Are there still remnants of the old unbound package in /usr/local/pkg/ on your system or something? This is definitely fixed in 2.2.
Updated by Phillip Davis almost 10 years ago
Chris has put a little different - Vick's example does not have the double-quotes on the last 2 lines.
In any case, I tried:server:
private-domain: "kcilink.com"
private-domain: "m1e.net"
private-domain: mailermailer.com
private-domain: khera.org
and got# Unbound custom options
server:
private-domain: "kcilink.com"
private-domain: "m1e.net"
private-domain: mailermailer.com
private-domain: khera.org
which is the expected result.
Updated by Vick Khera almost 10 years ago
This was a 2.1.3 install into a VM, upgrade to 2.1.5, then upgraded to 2.2-RC (and again to the 12/24 snapshot). There was never unbound installed on it. I used it to test out the pfblocker package only.

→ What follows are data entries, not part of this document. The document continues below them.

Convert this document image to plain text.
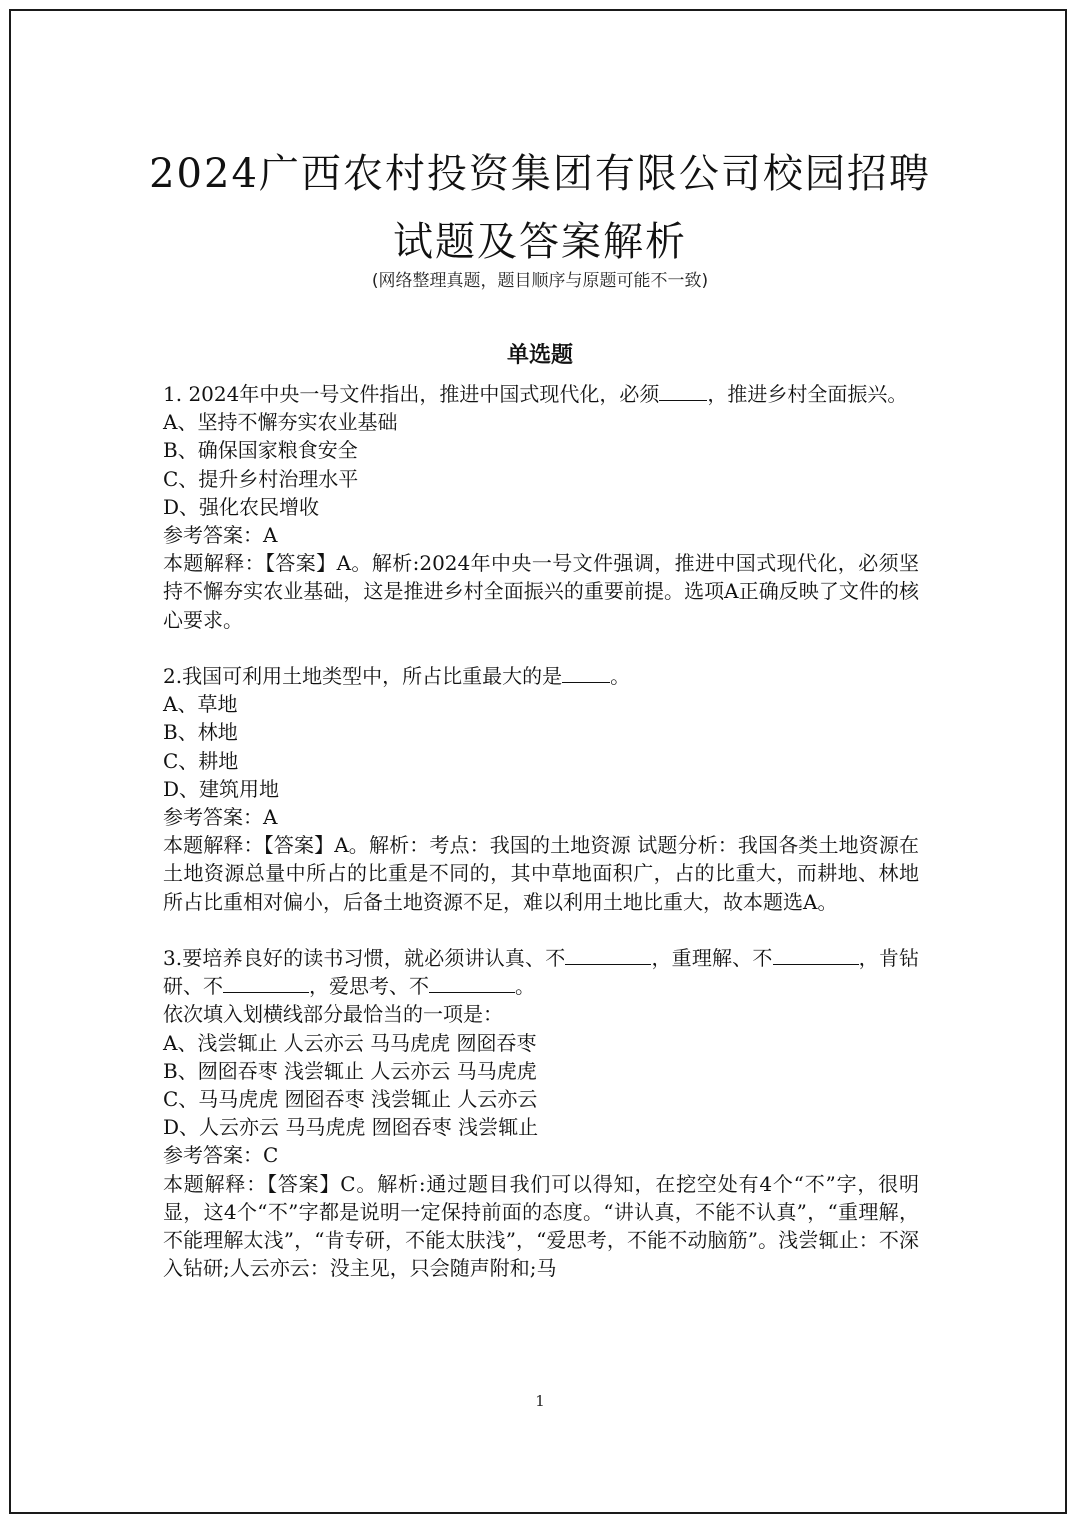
2024广西农村投资集团有限公司校园招聘
试题及答案解析
(网络整理真题，题目顺序与原题可能不一致)
单选题

1. 2024年中央一号文件指出，推进中国式现代化，必须 ，推进乡村全面振兴。

A、坚持不懈夯实农业基础

B、确保国家粮食安全

C、提升乡村治理水平

D、强化农民增收

参考答案：A

本题解释：【答案】A。解析:2024年中央一号文件强调，推进中国式现代化，必须坚持不懈夯实农业基础，这是推进乡村全面振兴的重要前提。选项A正确反映了文件的核心要求。

2.我国可利用土地类型中，所占比重最大的是 。

A、草地

B、林地

C、耕地

D、建筑用地

参考答案：A

本题解释：【答案】A。解析：考点：我国的土地资源 试题分析：我国各类土地资源在土地资源总量中所占的比重是不同的，其中草地面积广，占的比重大，而耕地、林地所占比重相对偏小，后备土地资源不足，难以利用土地比重大，故本题选A。

3.要培养良好的读书习惯，就必须讲认真、不	，重理解、不	，肯钻研、不	，爱思考、不	。

依次填入划横线部分最恰当的一项是：

A、浅尝辄止 人云亦云 马马虎虎 囫囵吞枣

B、囫囵吞枣 浅尝辄止 人云亦云 马马虎虎

C、马马虎虎 囫囵吞枣 浅尝辄止 人云亦云

D、人云亦云 马马虎虎 囫囵吞枣 浅尝辄止

参考答案：C

本题解释：【答案】C。解析:通过题目我们可以得知，在挖空处有4个“不”字，很明显，这4个“不”字都是说明一定保持前面的态度。“讲认真，不能不认真”，“重理解，不能理解太浅”，“肯专研，不能太肤浅”，“爱思考，不能不动脑筋”。浅尝辄止：不深入钻研;人云亦云：没主见，只会随声附和;马

1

If you want a copy of the VMware image let me know. I run it under VMware Fusion on my mac, and it still has the snapshot from prior to the 2.2 upgrade.
Otherwise, I guess forget about this since you cannot reproduce.

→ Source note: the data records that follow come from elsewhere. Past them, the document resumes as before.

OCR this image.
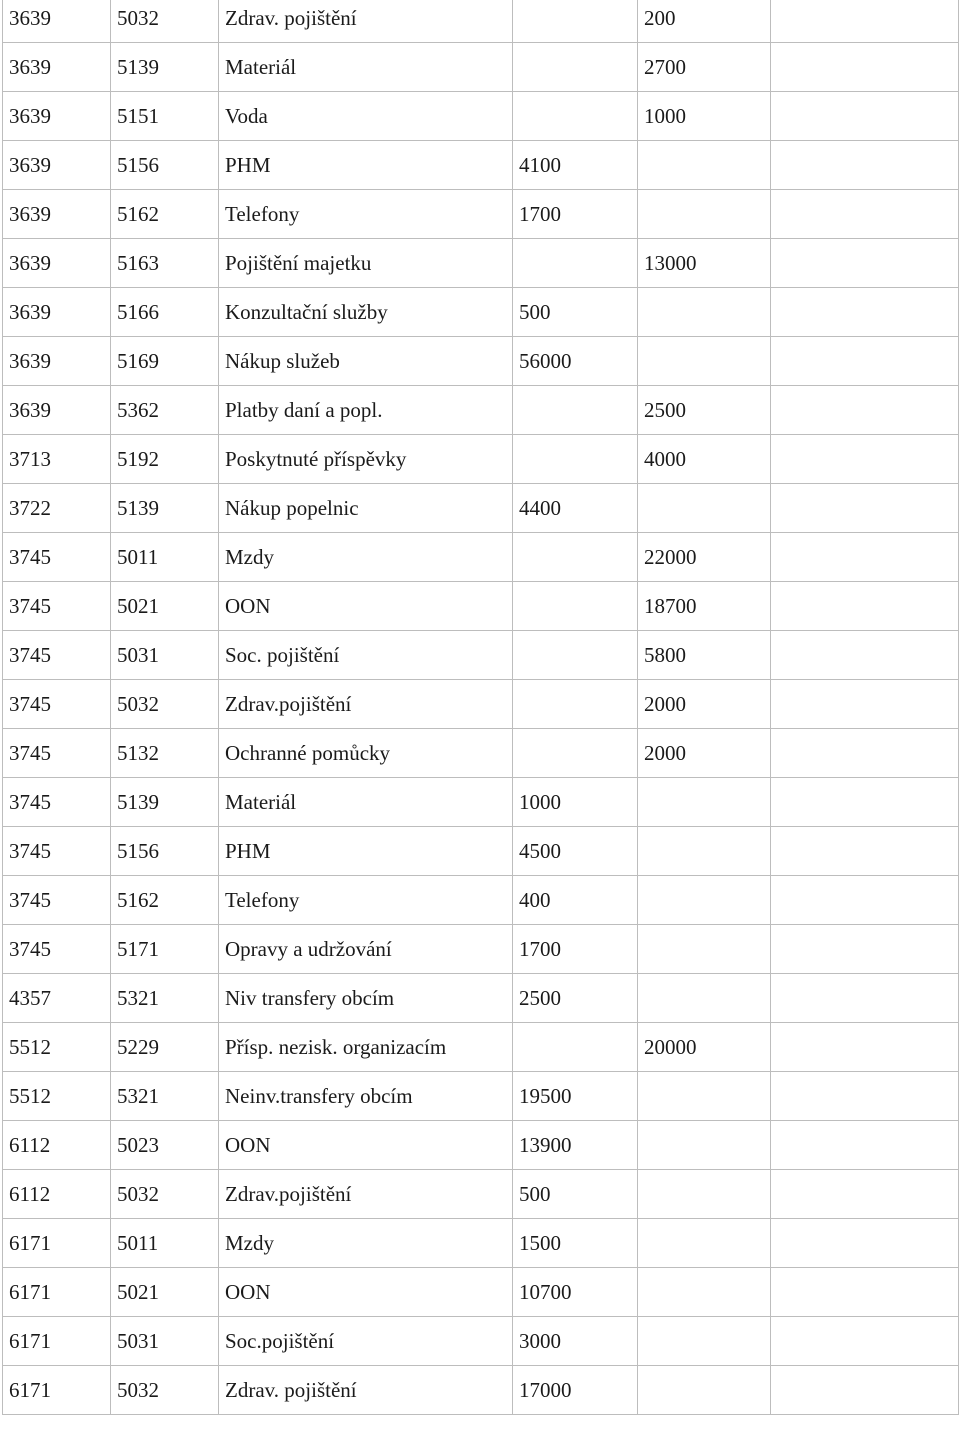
3639	5032	Zdrav. pojištění		200	
3639	5139	Materiál		2700	
3639	5151	Voda		1000	
3639	5156	PHM	4100		
3639	5162	Telefony	1700		
3639	5163	Pojištění majetku		13000	
3639	5166	Konzultační služby	500		
3639	5169	Nákup služeb	56000		
3639	5362	Platby daní a popl.		2500	
3713	5192	Poskytnuté příspěvky		4000	
3722	5139	Nákup popelnic	4400		
3745	5011	Mzdy		22000	
3745	5021	OON		18700	
3745	5031	Soc. pojištění		5800	
3745	5032	Zdrav.pojištění		2000	
3745	5132	Ochranné pomůcky		2000	
3745	5139	Materiál	1000		
3745	5156	PHM	4500		
3745	5162	Telefony	400		
3745	5171	Opravy a udržování	1700		
4357	5321	Niv transfery obcím	2500		
5512	5229	Přísp. nezisk. organizacím		20000	
5512	5321	Neinv.transfery obcím	19500		
6112	5023	OON	13900		
6112	5032	Zdrav.pojištění	500		
6171	5011	Mzdy	1500		
6171	5021	OON	10700		
6171	5031	Soc.pojištění	3000		
6171	5032	Zdrav. pojištění	17000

Updated by Jim Pingle almost 10 years ago
Any chance we could get the exact config.xml section that exhibited the problem?

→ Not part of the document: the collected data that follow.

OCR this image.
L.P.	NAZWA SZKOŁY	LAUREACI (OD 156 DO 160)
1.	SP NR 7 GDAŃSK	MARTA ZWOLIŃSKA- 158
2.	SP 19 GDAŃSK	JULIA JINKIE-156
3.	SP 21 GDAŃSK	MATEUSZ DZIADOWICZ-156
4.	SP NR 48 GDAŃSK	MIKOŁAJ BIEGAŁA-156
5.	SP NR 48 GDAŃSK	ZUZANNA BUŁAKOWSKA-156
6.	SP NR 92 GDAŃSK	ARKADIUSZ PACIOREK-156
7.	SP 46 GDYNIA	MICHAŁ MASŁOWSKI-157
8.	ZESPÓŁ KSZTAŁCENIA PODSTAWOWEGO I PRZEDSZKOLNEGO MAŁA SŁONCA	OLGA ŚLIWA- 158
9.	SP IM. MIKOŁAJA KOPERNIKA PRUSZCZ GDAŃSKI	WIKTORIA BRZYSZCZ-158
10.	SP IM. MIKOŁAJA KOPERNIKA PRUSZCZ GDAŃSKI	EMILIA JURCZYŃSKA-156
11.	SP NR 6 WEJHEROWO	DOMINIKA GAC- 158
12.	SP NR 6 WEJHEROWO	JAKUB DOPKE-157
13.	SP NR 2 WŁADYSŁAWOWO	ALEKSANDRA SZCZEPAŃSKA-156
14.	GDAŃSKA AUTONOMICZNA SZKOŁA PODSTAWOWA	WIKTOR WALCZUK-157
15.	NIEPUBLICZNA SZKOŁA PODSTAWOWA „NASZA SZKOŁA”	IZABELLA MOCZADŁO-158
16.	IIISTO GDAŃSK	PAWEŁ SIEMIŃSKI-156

Updated by Bipin Chandra almost 10 years ago
as soon as i enter the below line in advanced config box and hit save and apply, dns resolver stops working and wont start at all
log-queries: yes
error i get is this
php-fpm83585: /services_unbound.php: The command '/usr/local/sbin/unbound -c /var/unbound/unbound.conf' returned exit code '1', the output was '/var/unbound/unbound.conf:89: error: syntax error read /var/unbound/unbound.conf failed: 1 errors in configuration file [1419919488] unbound[34655:0] fatal error: Could not read config file: /var/unbound/unbound.conf'
Updated by Chris Buechler almost 10 years ago
that's legitimately wrong syntax Bipin, not related to this, see forum.
Updated by Vick Khera almost 10 years ago
- File config-pfsense.localdomain-20150105090641.xml config-pfsense.localdomain-20150105090641.xml added
Jim P wrote:
Any chance we could get the exact config.xml section that exhibited the problem?
Attached is the full config file.
Updated by Renato Botelho almost 10 years ago
- Project changed from pfSense Packages to pfSense
- Category changed from Unbound to DNS Resolver
- Status changed from Resolved to Confirmed
- Assignee deleted (
Renato Botelho) - Affected Version deleted (
2.1.x)
Confirmed. Steps to reproduce on 2.2:
- Configure DNS Resolver Advanced Options with the following content
server: private-domain: "kcilink.com" private-domain: "m1e.net" private-domain: mailermailer.com private-domain: khera.org
- Make a backup
- Restore the backup and will will end up with the following content at Advanced Option:
server: private-domain: "kcilink.com"private-domain: "m1e.net"private-domain: mailermailer.com private-domain: khera.org
Because of the quotes contained in the first domains, newline chars after quotes are removed on trim call inside cData() function at xmlparse.inc here - https://github.com/pfsense/pfsense/blob/master/etc/inc/xmlparse.inc#L124
Updated by Renato Botelho almost 10 years ago
- Status changed from Confirmed to Feedback
Applied in changeset 0a23cddced057d929c53f3ad1e5d6898a3fada50.
Updated by Renato Botelho almost 10 years ago
Applied in changeset cfb5073f83fa80e5b40476b12ea91ff5114c60fc.
Updated by Chris Buechler almost 10 years ago
- Status changed from Feedback to Resolved
With Renato's steps I could replicate the issue. the base64 encoding works, and does fix it.